We are unable to agree with the appellant's contention, however, that he was entitled either to a directed verdict in his favor on the issue of testamentary capacity or to have the verdict rendered by the jury in favor of the contestants set aside on the alleged ground that it is contrary to the overwhelming weight of the evidence. He is entitled to reversal only because of the submission to the jury of the issue of undue influence on the record now before us.

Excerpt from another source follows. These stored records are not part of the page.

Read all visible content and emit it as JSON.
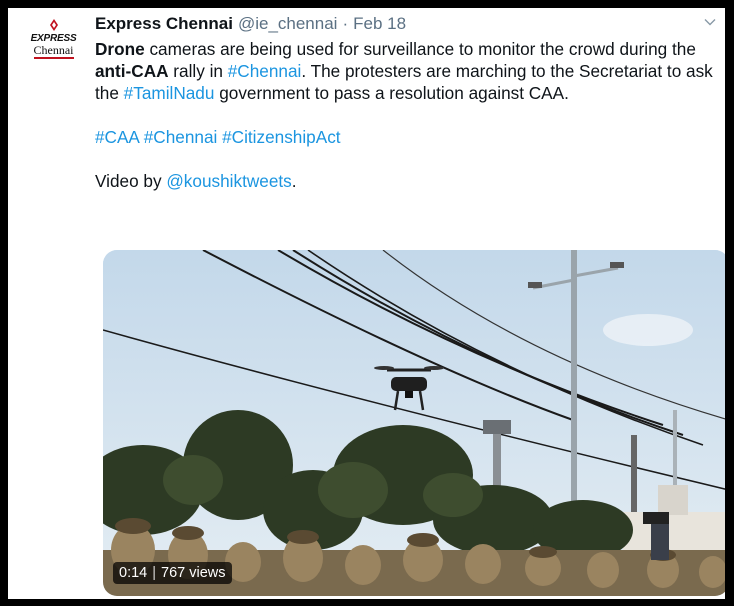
{
  "tweet": {
    "avatar": {
      "logo_line1": "EXPRESS",
      "logo_line2": "Chennai"
    },
    "author": {
      "name": "Express Chennai",
      "handle": "@ie_chennai",
      "separator": "·",
      "date": "Feb 18"
    },
    "body": {
      "s1_bold": "Drone",
      "s1_text": " cameras are being used for surveillance to monitor the crowd during the ",
      "s1_bold2": "anti-CAA",
      "s1_text2": " rally in ",
      "s1_link": "#Chennai",
      "s1_text3": ". The protesters are marching to the Secretariat to ask the ",
      "s1_link2": "#TamilNadu",
      "s1_text4": " government to pass a resolution against CAA.",
      "tags": [
        "#CAA",
        "#Chennai",
        "#CitizenshipAct"
      ],
      "credit_prefix": "Video by ",
      "credit_link": "@koushiktweets",
      "credit_suffix": "."
    },
    "video": {
      "time": "0:14",
      "views": "767 views"
    }
  },
  "colors": {
    "link": "#1b95e0",
    "brand_red": "#c1121f",
    "text": "#0f1419",
    "muted": "#5b7083"
  }
}
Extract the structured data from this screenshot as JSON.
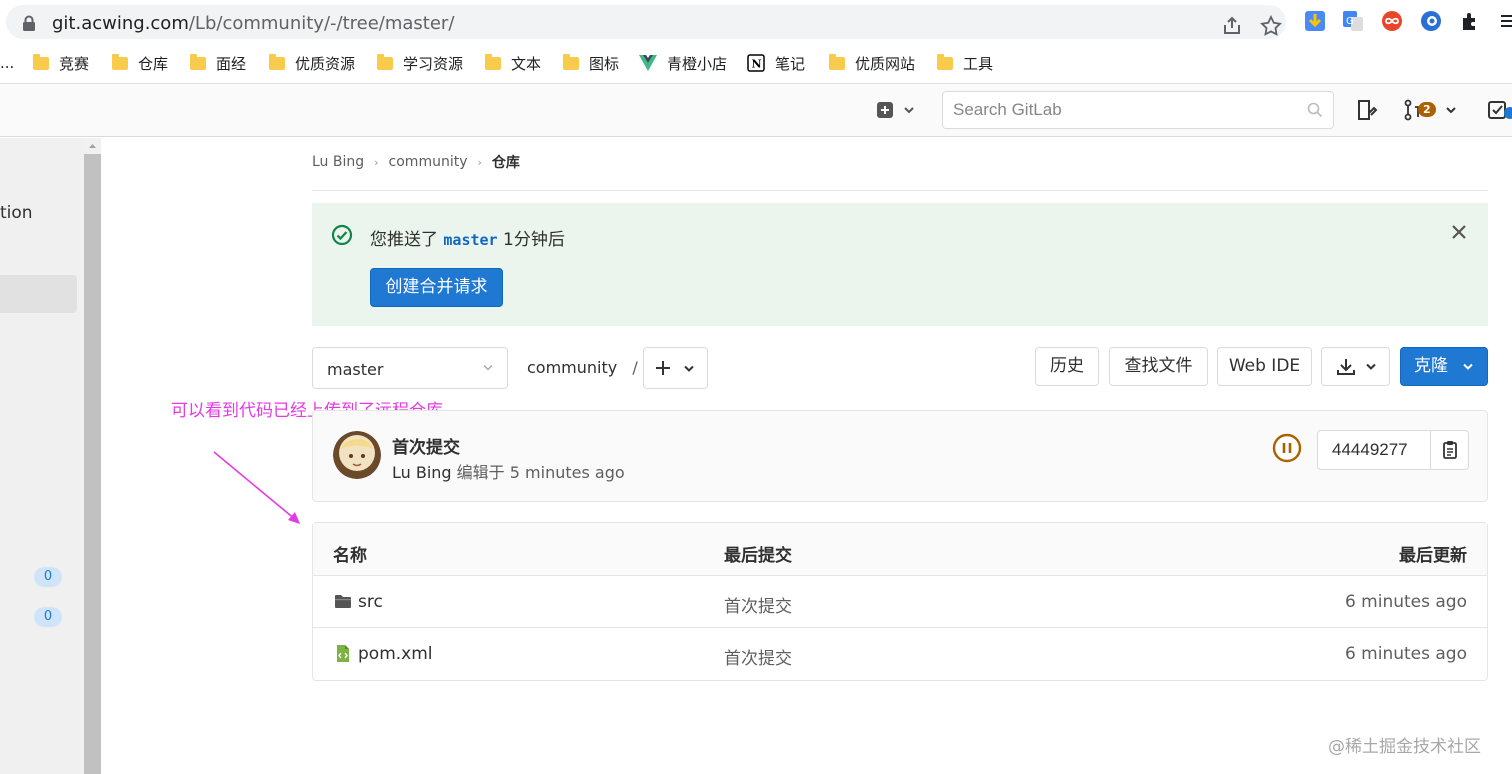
{
  "browser": {
    "url_host": "git.acwing.com",
    "url_path": "/Lb/community/-/tree/master/",
    "bookmarks": [
      {
        "label": "...",
        "type": "overflow"
      },
      {
        "label": "竞赛",
        "type": "folder"
      },
      {
        "label": "仓库",
        "type": "folder"
      },
      {
        "label": "面经",
        "type": "folder"
      },
      {
        "label": "优质资源",
        "type": "folder"
      },
      {
        "label": "学习资源",
        "type": "folder"
      },
      {
        "label": "文本",
        "type": "folder"
      },
      {
        "label": "图标",
        "type": "folder"
      },
      {
        "label": "青橙小店",
        "type": "vue"
      },
      {
        "label": "笔记",
        "type": "notion"
      },
      {
        "label": "优质网站",
        "type": "folder"
      },
      {
        "label": "工具",
        "type": "folder"
      }
    ]
  },
  "header": {
    "search_placeholder": "Search GitLab",
    "mr_count": "2"
  },
  "sidebar": {
    "partial_label": "tion",
    "badge_1": "0",
    "badge_2": "0"
  },
  "breadcrumb": {
    "owner": "Lu Bing",
    "project": "community",
    "current": "仓库"
  },
  "alert": {
    "prefix": "您推送了",
    "branch": "master",
    "suffix": "1分钟后",
    "button": "创建合并请求"
  },
  "repo_nav": {
    "branch": "master",
    "path": "community",
    "path_sep": "/",
    "history": "历史",
    "find_file": "查找文件",
    "web_ide": "Web IDE",
    "clone": "克隆"
  },
  "annotation": "可以看到代码已经上传到了远程仓库",
  "last_commit": {
    "title": "首次提交",
    "author": "Lu Bing",
    "action": "编辑于",
    "time": "5 minutes ago",
    "sha": "44449277"
  },
  "tree": {
    "columns": [
      "名称",
      "最后提交",
      "最后更新"
    ],
    "rows": [
      {
        "name": "src",
        "icon": "folder-icon",
        "commit": "首次提交",
        "updated": "6 minutes ago"
      },
      {
        "name": "pom.xml",
        "icon": "xml-file-icon",
        "commit": "首次提交",
        "updated": "6 minutes ago"
      }
    ]
  },
  "watermark": "@稀土掘金技术社区",
  "colors": {
    "primary": "#1f78d1",
    "alert_bg": "#ecf4ee",
    "success": "#108548",
    "annotation": "#e33be3",
    "pipeline_running": "#ab6100"
  }
}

In regard to the erroneous submission to the jury of the issue of undue influence, it was said in the case of Ward v. Ward, 203 Miss. 32, 33 So.2d 294, that a serious question is raised when one issue is properly submitted to the jury and another improperly submitted and there is a general verdict returned. Under all of the facts and circumstances disclosed by the record now before us in this particular case we have concluded that the submission of the issue of undue influence to the jury amounted to a reversible error.
Reversed and remanded.
Hall, Lee, Ethridge and Gillespie, JJ., concur.